Though many institutions, municipalities, and companies have stayed at the forefront of incorporating technological tools into the everyday fabric of their functions, one area that can sometimes be overlooked is the archives of facilities.

These facilities have often been around for a very long time and seen multiple waves of technology or forms of document storage. eFacility has the capability to function on larger projects to increase the efficiency at corporate chains (such as grocery stores), hospital and health systems, as well as in city departments (such as a water authority).

Moreover, government organizations that oversee multiple facilities such as a water authority, parks department, city government, state government, etc. have information stored everywhere.

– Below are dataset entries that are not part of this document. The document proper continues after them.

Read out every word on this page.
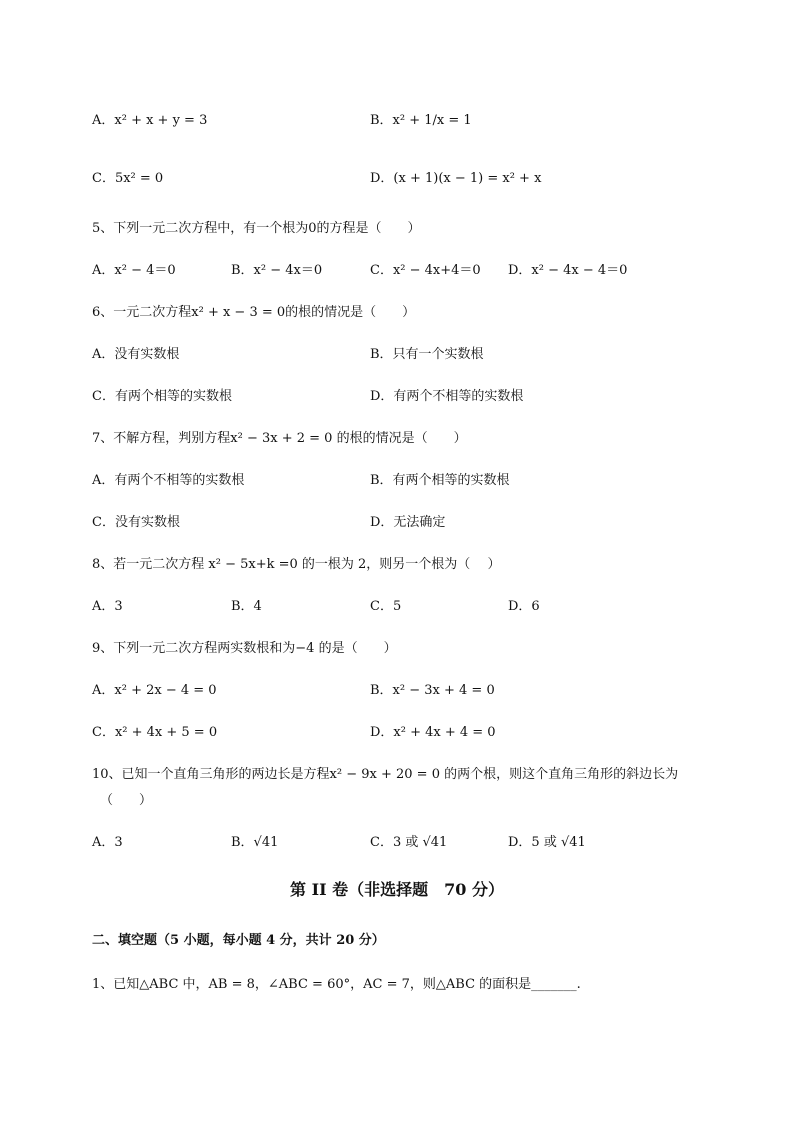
A．x² + x + y = 3	B．x² + 1/x = 1
C．5x² = 0	D．(x + 1)(x − 1) = x² + x
5、下列一元二次方程中，有一个根为0的方程是（　　）
A．x² − 4＝0	B．x² − 4x＝0	C．x² − 4x+4＝0 D．x² − 4x − 4＝0
6、一元二次方程x² + x − 3 = 0的根的情况是（　　）
A．没有实数根	B．只有一个实数根
C．有两个相等的实数根	D．有两个不相等的实数根
7、不解方程，判别方程x² − 3x + 2 = 0 的根的情况是（　　）
A．有两个不相等的实数根	B．有两个相等的实数根
C．没有实数根	D．无法确定
8、若一元二次方程 x² − 5x+k =0 的一根为 2，则另一个根为（　 ）
A．3	B．4	C．5	D．6
9、下列一元二次方程两实数根和为−4 的是（　　）
A．x² + 2x − 4 = 0	B．x² − 3x + 4 = 0
C．x² + 4x + 5 = 0	D．x² + 4x + 4 = 0
10、已知一个直角三角形的两边长是方程x² − 9x + 20 = 0 的两个根，则这个直角三角形的斜边长为
（　　）
A．3	B．√41	C．3 或 √41	D．5 或 √41
第 II 卷（非选择题　70 分）
二、填空题（5 小题，每小题 4 分，共计 20 分）
1、已知△ABC 中，AB = 8，∠ABC = 60°，AC = 7，则△ABC 的面积是_______.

Some facility managers desire to scan all of their old documents so they are stored in one central location.  In some instances, there are thousands (maybe hundreds of thousands) of documents from wide ranges and timeframes from when these organizations started.

A lot of the more dated information is on paper in filing cabinets or boxed up in storage units. In other cases, even modern documentation is spread across different systems.  eFacility can help to scan all of the old and recent documentation, organize it, and make it more easily accessible in the future. 

ROI Of The Best Facility Document Management Practices

A quote often attributed to Benjamin Franklin states, “For every minute spent organizing, an hour is earned.”

I would dare to add that for every minute spent streamlining documentation and archival material hours are freed up for innovation and dollars are freed up to execute those ideas.

By implementing technological tools such as eFacility, organizations have the capability to preserve institutional knowledge and to prepare for future use or evolution.